Clearly, like with housing, there's no chance of correlated defaults in a bucket of bad business loans that's structured this way!

In case you didn't quite catch the sarcasm, replace "housing loans" with "unregulated securities" and note that my description switches from describing the 2008 financial crisis to describing the Great Depression, or replace it with "bucket shops" (which would sell you buckets of intermingled stocks) and it would describe every US financial crisis of the 1800s.

JumpCrisscross

> where you take some bad loans and mix them together to get a "less risky" loan, since the chance of them all defaulting at once is less than the chance of all but one defaulting

Yes. This is mathematically sound.

> those are then recursively repackaged until they have an A+ rating, or some such nonsense, right?

AAA-rated CLOs performed with the credit one would expect from that rating.

The problem, in 2008, wasn't that the AAA-rated stuff was crap. It was that it was ambiguous and illiquid.

> I'm guessing there's no rule that says you can't intermingle these things across separate "independent" securities, even if the two securities end up containing fractions of the same underlying bad loans

Defining independence in financial assets like this is futile.

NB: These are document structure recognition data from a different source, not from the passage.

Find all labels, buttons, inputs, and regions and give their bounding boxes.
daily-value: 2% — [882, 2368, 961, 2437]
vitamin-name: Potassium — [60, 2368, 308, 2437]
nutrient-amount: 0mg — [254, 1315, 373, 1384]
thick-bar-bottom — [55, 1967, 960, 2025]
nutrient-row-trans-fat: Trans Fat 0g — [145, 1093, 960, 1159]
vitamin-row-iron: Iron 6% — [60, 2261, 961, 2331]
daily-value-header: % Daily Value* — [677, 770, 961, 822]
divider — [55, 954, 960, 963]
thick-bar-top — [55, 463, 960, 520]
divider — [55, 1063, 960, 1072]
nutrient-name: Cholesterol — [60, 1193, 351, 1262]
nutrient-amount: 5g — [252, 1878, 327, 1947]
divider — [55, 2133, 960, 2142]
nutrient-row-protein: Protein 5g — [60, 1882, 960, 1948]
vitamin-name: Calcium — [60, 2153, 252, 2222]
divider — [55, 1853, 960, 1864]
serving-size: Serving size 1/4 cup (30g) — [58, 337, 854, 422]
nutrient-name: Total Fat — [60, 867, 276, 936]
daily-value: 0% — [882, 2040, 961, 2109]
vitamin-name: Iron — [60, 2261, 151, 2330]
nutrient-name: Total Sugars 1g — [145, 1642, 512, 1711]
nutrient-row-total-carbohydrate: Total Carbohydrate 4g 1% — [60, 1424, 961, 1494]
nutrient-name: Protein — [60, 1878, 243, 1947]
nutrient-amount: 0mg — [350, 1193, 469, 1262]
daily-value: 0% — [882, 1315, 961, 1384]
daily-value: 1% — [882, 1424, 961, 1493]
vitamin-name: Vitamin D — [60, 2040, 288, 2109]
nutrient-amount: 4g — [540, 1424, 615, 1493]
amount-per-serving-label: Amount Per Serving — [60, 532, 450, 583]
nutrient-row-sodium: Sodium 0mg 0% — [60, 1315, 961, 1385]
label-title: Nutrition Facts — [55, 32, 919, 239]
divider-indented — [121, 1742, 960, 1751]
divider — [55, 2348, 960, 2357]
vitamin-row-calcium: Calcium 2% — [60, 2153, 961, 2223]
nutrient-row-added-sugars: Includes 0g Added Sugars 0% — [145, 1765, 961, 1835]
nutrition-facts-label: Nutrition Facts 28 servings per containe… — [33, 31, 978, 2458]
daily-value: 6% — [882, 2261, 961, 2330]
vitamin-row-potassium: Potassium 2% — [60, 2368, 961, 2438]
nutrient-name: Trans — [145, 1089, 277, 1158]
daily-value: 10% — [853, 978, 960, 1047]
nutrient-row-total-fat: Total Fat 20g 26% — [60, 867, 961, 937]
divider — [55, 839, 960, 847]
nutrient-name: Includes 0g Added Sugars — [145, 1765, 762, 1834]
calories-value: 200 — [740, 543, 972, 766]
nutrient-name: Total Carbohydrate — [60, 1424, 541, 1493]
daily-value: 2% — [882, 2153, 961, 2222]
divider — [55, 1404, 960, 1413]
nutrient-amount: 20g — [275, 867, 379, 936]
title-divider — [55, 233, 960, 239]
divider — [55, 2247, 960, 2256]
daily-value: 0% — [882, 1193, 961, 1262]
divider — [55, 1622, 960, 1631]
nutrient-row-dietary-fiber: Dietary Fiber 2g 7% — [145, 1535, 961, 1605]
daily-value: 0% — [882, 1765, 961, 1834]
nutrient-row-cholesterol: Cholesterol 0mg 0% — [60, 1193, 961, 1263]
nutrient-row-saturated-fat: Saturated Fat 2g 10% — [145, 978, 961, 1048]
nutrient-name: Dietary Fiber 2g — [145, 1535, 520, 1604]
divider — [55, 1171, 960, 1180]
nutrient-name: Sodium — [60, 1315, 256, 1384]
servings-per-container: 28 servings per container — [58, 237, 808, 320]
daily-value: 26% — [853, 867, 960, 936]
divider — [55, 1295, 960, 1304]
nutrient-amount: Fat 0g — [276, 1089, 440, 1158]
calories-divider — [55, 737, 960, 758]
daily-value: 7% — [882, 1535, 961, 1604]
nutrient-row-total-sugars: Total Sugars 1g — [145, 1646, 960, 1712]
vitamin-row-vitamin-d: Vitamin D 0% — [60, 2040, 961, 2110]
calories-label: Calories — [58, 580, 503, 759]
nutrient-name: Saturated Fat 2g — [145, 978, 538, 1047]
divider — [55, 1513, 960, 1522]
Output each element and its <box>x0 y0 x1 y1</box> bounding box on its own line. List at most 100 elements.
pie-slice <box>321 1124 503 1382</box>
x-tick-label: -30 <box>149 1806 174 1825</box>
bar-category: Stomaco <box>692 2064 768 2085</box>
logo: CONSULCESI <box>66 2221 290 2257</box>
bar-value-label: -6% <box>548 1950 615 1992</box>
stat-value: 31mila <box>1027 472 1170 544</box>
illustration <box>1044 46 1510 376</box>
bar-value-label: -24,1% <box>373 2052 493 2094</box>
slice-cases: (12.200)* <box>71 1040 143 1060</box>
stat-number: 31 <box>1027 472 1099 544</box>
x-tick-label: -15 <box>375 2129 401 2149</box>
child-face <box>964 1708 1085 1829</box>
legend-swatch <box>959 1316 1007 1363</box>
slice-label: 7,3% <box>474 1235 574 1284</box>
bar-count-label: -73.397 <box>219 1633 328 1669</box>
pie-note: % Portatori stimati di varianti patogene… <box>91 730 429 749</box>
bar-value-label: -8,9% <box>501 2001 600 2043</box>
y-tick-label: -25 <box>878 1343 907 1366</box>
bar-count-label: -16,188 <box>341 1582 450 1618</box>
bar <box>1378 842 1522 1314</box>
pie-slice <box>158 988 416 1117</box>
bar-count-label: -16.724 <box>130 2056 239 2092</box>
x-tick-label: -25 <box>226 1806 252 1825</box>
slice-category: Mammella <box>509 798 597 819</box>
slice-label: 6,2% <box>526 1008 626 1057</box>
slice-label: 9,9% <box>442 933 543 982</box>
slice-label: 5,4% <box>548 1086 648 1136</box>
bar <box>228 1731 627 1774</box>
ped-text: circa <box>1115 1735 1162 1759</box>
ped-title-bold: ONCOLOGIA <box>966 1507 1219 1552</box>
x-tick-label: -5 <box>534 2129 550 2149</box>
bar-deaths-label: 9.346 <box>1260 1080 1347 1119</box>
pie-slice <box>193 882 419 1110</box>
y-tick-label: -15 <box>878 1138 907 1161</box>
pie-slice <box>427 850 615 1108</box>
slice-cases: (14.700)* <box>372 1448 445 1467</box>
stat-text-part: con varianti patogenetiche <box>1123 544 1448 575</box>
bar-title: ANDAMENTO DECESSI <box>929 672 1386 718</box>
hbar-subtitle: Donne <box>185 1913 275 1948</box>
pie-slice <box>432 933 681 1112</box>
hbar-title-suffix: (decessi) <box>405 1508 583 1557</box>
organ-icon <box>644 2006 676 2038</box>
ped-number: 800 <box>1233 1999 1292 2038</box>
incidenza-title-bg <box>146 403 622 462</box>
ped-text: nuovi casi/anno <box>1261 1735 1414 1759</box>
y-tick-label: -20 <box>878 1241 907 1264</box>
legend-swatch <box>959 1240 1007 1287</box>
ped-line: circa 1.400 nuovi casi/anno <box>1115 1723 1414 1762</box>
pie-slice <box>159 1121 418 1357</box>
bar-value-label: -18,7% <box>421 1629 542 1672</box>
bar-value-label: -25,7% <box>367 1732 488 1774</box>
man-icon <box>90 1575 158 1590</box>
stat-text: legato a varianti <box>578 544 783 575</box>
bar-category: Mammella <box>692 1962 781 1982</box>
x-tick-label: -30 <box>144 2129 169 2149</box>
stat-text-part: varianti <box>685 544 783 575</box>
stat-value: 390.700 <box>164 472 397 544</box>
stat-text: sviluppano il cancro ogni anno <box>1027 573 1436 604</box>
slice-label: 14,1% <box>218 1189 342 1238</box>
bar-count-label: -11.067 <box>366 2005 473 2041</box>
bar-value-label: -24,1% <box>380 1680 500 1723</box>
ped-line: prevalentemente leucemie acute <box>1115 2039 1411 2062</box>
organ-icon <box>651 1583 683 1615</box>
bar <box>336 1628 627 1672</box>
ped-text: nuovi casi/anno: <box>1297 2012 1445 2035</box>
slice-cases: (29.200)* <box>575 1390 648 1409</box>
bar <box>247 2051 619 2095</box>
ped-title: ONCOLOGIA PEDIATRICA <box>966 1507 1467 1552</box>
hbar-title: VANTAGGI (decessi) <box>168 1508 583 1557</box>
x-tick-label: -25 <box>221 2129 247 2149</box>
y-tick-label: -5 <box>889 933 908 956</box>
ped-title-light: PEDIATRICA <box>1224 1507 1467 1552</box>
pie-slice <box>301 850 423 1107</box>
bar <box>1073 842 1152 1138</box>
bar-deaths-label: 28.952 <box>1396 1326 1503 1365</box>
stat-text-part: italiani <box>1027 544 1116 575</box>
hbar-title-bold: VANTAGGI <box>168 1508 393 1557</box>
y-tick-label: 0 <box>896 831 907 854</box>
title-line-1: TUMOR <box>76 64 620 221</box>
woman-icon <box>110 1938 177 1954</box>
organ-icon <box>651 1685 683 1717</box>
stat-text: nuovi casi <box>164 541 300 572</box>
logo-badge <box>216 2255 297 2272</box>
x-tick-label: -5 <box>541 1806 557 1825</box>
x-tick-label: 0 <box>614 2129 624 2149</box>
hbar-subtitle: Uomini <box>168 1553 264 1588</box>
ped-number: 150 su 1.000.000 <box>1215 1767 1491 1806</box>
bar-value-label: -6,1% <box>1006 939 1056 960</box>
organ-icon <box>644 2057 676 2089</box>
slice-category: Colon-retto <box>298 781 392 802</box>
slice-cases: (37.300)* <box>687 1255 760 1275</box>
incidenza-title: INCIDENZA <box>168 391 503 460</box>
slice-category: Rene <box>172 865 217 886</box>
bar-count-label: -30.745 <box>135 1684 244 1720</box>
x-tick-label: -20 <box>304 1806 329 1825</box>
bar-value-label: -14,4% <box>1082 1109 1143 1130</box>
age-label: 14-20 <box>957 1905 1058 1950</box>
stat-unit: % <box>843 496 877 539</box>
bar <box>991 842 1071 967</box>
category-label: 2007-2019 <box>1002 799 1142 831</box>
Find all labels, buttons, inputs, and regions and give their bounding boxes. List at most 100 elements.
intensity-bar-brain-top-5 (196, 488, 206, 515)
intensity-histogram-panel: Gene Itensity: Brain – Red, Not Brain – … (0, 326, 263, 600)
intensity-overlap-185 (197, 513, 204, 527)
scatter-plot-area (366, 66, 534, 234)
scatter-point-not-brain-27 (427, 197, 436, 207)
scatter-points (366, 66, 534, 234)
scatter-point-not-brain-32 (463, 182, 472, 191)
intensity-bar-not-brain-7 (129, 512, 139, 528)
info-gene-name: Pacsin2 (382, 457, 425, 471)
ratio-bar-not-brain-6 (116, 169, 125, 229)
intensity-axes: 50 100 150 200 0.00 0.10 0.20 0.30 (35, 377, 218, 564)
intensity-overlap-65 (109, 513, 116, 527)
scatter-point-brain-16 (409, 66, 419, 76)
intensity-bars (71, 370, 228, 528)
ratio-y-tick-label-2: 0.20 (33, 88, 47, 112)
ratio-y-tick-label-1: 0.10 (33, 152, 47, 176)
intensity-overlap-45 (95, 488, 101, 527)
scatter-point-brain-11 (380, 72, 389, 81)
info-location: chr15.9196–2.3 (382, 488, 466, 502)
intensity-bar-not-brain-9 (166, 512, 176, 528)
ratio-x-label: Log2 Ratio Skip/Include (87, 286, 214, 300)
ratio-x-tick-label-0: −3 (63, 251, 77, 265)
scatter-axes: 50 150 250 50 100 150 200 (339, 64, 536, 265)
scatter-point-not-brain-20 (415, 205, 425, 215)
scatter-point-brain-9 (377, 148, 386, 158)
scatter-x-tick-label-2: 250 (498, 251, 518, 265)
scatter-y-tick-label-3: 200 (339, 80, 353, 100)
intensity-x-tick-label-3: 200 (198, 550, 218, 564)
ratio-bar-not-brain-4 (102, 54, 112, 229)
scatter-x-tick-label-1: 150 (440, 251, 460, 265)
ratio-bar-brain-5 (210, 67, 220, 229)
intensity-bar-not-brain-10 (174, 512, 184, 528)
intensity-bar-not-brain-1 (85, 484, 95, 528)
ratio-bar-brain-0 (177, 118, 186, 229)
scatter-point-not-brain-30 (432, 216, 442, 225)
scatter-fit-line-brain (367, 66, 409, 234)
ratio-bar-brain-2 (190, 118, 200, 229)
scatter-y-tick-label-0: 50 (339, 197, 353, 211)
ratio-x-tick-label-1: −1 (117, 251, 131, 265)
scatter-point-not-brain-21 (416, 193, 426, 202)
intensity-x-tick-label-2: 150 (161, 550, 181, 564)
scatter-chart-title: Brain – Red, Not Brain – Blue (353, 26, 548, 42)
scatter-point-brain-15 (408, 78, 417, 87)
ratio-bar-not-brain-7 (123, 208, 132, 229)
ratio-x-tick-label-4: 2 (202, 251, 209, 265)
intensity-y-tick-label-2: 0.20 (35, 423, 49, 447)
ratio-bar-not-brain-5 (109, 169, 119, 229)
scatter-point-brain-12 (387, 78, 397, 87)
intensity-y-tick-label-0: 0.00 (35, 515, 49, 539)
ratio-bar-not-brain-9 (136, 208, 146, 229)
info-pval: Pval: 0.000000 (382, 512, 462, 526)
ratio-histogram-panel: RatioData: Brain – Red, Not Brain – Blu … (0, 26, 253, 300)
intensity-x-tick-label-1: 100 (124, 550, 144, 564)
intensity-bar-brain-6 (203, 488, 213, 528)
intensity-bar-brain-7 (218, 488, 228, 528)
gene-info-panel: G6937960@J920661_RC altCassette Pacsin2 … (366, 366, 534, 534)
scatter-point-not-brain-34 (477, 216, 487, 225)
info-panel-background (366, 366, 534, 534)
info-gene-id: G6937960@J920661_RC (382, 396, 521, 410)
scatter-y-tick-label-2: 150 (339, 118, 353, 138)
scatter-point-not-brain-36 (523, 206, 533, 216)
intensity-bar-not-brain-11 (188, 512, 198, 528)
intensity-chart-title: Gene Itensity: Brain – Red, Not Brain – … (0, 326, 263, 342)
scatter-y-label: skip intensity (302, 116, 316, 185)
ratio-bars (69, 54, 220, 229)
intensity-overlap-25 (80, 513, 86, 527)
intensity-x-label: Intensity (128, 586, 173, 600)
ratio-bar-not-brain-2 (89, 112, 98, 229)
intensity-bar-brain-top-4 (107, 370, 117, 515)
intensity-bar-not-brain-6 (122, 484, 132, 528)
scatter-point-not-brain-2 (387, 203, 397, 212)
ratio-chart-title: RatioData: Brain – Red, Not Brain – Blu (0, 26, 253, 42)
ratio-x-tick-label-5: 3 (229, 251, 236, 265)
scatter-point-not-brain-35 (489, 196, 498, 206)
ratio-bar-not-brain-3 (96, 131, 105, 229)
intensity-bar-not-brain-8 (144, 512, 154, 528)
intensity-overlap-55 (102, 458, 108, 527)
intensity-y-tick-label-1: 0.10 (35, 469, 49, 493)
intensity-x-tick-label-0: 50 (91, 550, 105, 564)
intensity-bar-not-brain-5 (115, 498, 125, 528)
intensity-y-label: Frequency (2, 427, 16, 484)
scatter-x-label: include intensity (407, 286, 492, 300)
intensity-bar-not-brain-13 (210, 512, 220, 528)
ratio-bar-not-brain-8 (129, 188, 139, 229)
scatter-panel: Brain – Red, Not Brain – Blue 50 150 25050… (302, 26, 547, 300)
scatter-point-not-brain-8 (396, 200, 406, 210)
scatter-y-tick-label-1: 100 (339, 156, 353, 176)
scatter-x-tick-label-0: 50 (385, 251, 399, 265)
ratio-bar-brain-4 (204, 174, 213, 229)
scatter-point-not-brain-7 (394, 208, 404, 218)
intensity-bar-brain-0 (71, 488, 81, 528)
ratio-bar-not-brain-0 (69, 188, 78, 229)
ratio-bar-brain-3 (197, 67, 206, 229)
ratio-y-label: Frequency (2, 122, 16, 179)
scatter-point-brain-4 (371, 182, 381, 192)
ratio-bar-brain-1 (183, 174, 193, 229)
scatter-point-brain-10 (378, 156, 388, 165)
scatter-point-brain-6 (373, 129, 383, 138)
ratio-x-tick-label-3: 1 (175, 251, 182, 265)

> there's no chance of correlated defaults in a bucket of bad business loans that's structured this way

Software companies being ravaged by AI fears.

> replace "housing loans" with "unregulated securities" and note that my description switches from describing the 2008 financial crisis to describing the Great Depression

It also describes a lot of successful finance that doesn't reach the mainstream because it's phenomenally boring.

rlucas

I don't think that's a true etymology of "bucket shop," which per my recollection of Livermore was just an off-track-betting parlor for ticker symbols, but where nobody actually bought the shares (bundled or otherwise). Strictly a retail swindle, having nothing directly to do with the risk/maturity bundling work you are criticizing above.

NoboruWataya

> No. Non-bank financial institutions (NBFIs a/k/a shadow banks) compete with banks. They also borrow from banks.

How is this inconsistent with what I said? I was just making the point that the reason for the rise of private credit is that banks are less willing / able to lend, particularly to riskier borrowers, as a result of post-2008 banking regulations. So private lenders have stepped in to fill that gap.

JumpCrisscross

> the reason for the rise of private credit is that banks are less willing / able to lend, particularly to riskier borrowers, as a result of post-2008 banking regulations. So private lenders have stepped in to fill that gap

That may have been true once. It's rarely true now. Banks and shadow banks compete for the same borrowers.